The ex-president of France is preparing a memoir this autumn titled Diary of a Prisoner, which recounts his time endured behind bars.
The announcement was made less than two weeks following the former president left prison while he appeals the guilty verdict for unlawful coordination in a case to secure political financing provided by the leadership of Muammar Gaddafi.
“In prison one sees little, and activities are scarce,” he notes in a preview, implying the account centers around his reflections from solitary confinement instead of a broader observation of the overcrowded and troubled jail system in France.
“Quiet is absent, which is missing in that facility, where there is a lot to hear,” he adds. “The racket unfortunately never stops. However, akin to empty spaces, one’s inner world is fortified behind bars.”
During his plea for freedom, he participated remotely from a room in prison, depicting prison life as exhausting. He expressed in court: “I must acknowledge those working in the jail, who are exceptionally humane, and who helped make this ordeal manageable – as it truly is one.”
“It never crossed my mind at this stage of life, I’d find myself behind bars. It’s a hardship that has been imposed on me. I admit it’s difficult, it’s very hard. It has an impact all who experience it due to its intensity.”
The former president, who led the nation from 2007 to 2012, was the first former head from the EU and the initial post-WWII figure from France to experience jail.
Ahead of his incarceration he mentioned he intended to spend the period to compose an account.
It remains unclear whether he had time to go through the volumes he had in his cell: a two-volume biography of Jesus plus the novel by Dumas the famous story, a plot where a wrongfully accused individual is sentenced to jail later flees to exact retribution.
The former leader remained in solitary confinement due to safety concerns in a space approximately nine square meters featuring a personal bathroom at La Santé prison in Paris. Two bodyguards were stationed in an adjacent room.

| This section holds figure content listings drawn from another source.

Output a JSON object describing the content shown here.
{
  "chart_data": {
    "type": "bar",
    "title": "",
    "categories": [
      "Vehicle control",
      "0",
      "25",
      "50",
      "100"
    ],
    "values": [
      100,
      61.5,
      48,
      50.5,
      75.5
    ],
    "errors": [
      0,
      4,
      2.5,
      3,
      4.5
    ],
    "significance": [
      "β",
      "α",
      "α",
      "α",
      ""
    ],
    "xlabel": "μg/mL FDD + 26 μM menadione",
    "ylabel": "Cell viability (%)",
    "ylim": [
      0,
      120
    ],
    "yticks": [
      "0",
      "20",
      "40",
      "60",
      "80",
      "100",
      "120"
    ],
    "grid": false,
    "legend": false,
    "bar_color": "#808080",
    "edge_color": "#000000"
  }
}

Reports indicated that he consumed just yogurt in prison due to concerns prison cuisine may have been contaminated. He had facilities to prepare his own meals but refused this, based on unnamed sources. Unclear remains if the memoir includes his dietary choices.
Sarkozy’s lawyer, who saw him regularly daily during the incarceration, told the release hearing security would be better out of prison than inside. “There were menacing messages, listened to yells after dark and the urgent intervention next door as a detainee harmed themselves.”
His incarceration began on 21 October after a French court gave him five years in prison on conspiracy charges over a scheme to obtain election financing during his election campaign.
He maintains his innocence and has appealed against the verdict, with a new trial planned for next spring.